= Negligence per se =

In US law whereby an act is considered negligent as it violates a statute (or regulation)

Negligence per se is a doctrine in US law whereby an act is considered negligent because it violates a statute (or regulation). The doctrine is effectively a form of strict liability.

Negligence per se means greater liability than contributory negligence.

==Elements==
In order to prove negligence per se, the plaintiff usually must show that:
1. the defendant violated the statute,
2. the act caused the kind of harm the statute was designed to prevent, and
3. the plaintiff was a member of the statute's protected class.

In some jurisdictions, negligence per se creates merely a rebuttable presumption of negligence.

A typical example is one in which a contractor violates a building code when constructing a house. The house then collapses, injuring somebody. The violation of the building code establishes negligence per se and the contractor will be found liable, so long as the contractor's breach of the code was the cause (proximate cause and actual cause) of the injury.

==History==
A famous early case in negligence per se is Gorris v. Scott (1874), a Court of Exchequer case that established that the harm in question must be of the kind that the statute was intended to prevent. Gorris involved a shipment of sheep that was washed overboard but would not have been washed overboard had the shipowner complied with the regulations established pursuant to the Contagious Diseases (Animals) Act 1869, which required that livestock be transported in pens to segregate potentially-infected animal populations from uninfected ones. Chief Baron Fitzroy Kelly held that as the statute was intended to prevent the spread of disease, rather than the loss of livestock in transit, the plaintiff could not claim negligence per se.
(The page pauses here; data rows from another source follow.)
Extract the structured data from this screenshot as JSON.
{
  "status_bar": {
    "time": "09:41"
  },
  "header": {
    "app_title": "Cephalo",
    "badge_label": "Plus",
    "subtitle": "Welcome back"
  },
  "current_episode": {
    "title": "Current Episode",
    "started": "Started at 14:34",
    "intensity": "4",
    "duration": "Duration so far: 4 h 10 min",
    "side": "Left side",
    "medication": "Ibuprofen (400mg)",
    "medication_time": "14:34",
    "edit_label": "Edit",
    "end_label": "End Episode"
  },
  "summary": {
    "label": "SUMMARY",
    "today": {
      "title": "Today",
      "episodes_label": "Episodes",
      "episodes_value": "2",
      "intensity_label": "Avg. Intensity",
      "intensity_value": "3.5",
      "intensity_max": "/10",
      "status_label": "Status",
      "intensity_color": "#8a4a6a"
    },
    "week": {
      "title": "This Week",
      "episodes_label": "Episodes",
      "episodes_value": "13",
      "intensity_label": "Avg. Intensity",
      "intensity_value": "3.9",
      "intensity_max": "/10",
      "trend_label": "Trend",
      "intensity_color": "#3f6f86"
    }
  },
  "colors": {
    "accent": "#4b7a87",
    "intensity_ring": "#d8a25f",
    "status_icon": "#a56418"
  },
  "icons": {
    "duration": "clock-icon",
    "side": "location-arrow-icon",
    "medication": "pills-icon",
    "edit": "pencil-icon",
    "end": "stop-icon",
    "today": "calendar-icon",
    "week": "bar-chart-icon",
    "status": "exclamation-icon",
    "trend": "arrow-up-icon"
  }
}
A subsequent New York Court of Appeals case, Martin v. Herzog (1920), penned by Judge Benjamin N. Cardozo, first presented the notion that negligence per se could be absolute evidence of negligence in certain cases.

==Strict liability==
Negligence per se involves the concept of strict liability. Within the law of negligence there has been a move away from strict liability (as typified by Re Polemis) to a standard of reasonable care (as seen in Donoghue v Stevenson, The Wagon Mound (No. 1), and Hughes v Lord Advocate). This is true not just for breach of the common law, but also for breach of statutory duty. The criminal law case of Sweet v Parsley (which required mens rea to be read into a criminal statue) follows this trend. In this light, "negligence per se" may be criticised as running counter to the general tendency.